Before implanting this solution we consult HP but, as I can see, all the site are differents and have their own way to do the things they have to do...

It is help full reading your answers, it help us to have new idea or to see the problem in an other way.

Thanks to all (merci ├Г  tous).

Yves H.
Yves HUDON
Advisor

Re: OpenVMS Shadowing and Disk Cache

Hi,

After several tests in laboratory and after consulting "guru" we implement OpenVMS Shadowing succesfully with HBMM enabled :

1) All disk are mounted with cache ;
2) 2 specifics parameters have a big impact on performance when HBMM is enabled ;
2.1) WBM_MSG_UPPER, the default value with OpenVMS V8.3 is 20, we rise it over 300 ;
2.2) WBM_MSG_LOWER, the default value with OpenVMS V8.3 is 10, we rise it over 30 ;
2.3) Those parameter control the way the HBMM messages are sent, one by one or in packet ;
2.4) The performance gain is around 50% ;
2.5) The performance is also depending on the server and the LAN use for SCS communication.

Yves H.
Jon Pinkley
Honored Contributor
Solution

Re: OpenVMS Shadowing and Disk Cache

Yves,

Thanks for the update.

Can you please tell us what the performance criterion was? I am assuming it was elapsed time to do a specific job.

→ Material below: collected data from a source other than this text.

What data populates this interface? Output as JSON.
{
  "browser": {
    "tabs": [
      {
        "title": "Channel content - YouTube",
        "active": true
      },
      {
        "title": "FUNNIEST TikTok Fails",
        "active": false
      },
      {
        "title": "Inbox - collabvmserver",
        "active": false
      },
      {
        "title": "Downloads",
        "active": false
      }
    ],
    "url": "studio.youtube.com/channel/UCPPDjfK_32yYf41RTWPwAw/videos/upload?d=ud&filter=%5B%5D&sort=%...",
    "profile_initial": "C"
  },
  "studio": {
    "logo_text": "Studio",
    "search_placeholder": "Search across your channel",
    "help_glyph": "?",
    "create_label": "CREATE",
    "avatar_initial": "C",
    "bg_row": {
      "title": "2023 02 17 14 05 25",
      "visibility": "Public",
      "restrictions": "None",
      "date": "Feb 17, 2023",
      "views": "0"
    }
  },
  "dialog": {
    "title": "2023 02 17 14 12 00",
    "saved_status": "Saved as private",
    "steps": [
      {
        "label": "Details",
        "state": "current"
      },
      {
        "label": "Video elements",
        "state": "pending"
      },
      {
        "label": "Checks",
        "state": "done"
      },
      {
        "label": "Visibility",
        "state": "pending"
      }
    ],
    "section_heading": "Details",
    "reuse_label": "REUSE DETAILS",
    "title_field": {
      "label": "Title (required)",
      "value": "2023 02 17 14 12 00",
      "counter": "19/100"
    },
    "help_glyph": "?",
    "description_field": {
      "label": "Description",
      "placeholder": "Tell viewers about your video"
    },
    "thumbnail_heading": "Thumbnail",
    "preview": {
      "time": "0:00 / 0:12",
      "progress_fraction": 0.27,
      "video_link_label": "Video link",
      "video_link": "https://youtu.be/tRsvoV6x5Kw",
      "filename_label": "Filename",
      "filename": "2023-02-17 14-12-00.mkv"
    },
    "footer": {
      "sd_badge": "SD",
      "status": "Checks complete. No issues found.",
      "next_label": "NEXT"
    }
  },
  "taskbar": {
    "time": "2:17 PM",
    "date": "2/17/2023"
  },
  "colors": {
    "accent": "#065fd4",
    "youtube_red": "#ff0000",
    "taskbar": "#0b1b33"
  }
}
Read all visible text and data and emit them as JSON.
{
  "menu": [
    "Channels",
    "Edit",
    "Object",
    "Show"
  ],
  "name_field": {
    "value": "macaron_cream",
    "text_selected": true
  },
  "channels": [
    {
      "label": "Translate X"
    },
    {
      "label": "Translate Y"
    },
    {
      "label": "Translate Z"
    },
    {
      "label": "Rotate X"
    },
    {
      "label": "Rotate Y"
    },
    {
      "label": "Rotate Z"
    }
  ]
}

The WBM_MSG* parameters affect mode that Write Bitmap update messages are sent from the master to the remote nodes. Increasing the upper limit will tend to keep the messages operating in single message mode more frequently. That mode has a lower latency, but higher overhead. On a fast processor with a high speed SCS interconnect, that may be the preferred mode to operate in. The defaults are meant to accommodate any system, from a lowly AS200 with a 10Mb Ethernet SCS connection on up.

Another issue is that WBM_MSG_INT is in millisecond units, but (at least on 7.3-2) the minimum value it can be set to is 10, even though the hwclk interval is less. When operating in buffered-message mode, the messages are collected for a specified interval and then sent in one SCS message. This is "good" from an overhead standpoint, but can add significant latency. I think engineering should consider allowing 1 ms as the lowest value for WBM_MSG_INT, as 10ms is too long for current processors.

Perhaps AUTOGEN should consider processor and interconnect speed and set these parameters accordingly as well.

Jon
it depends
Yves HUDON
Advisor

Re: OpenVMS Shadowing and Disk Cache

Yes Jon,
the performance criterion was elapsed time to do a specific job.

Yves
comarow
Trusted Contributor

Re: OpenVMS Shadowing and Disk Cache

You can get the best of IO Cache by mounting
the disks that have the database
mount /nocache on the database disks.

Shadowing significantly speeds up reads.

Unfortunately it also turns off other types of cache. You don't want to cache cached data!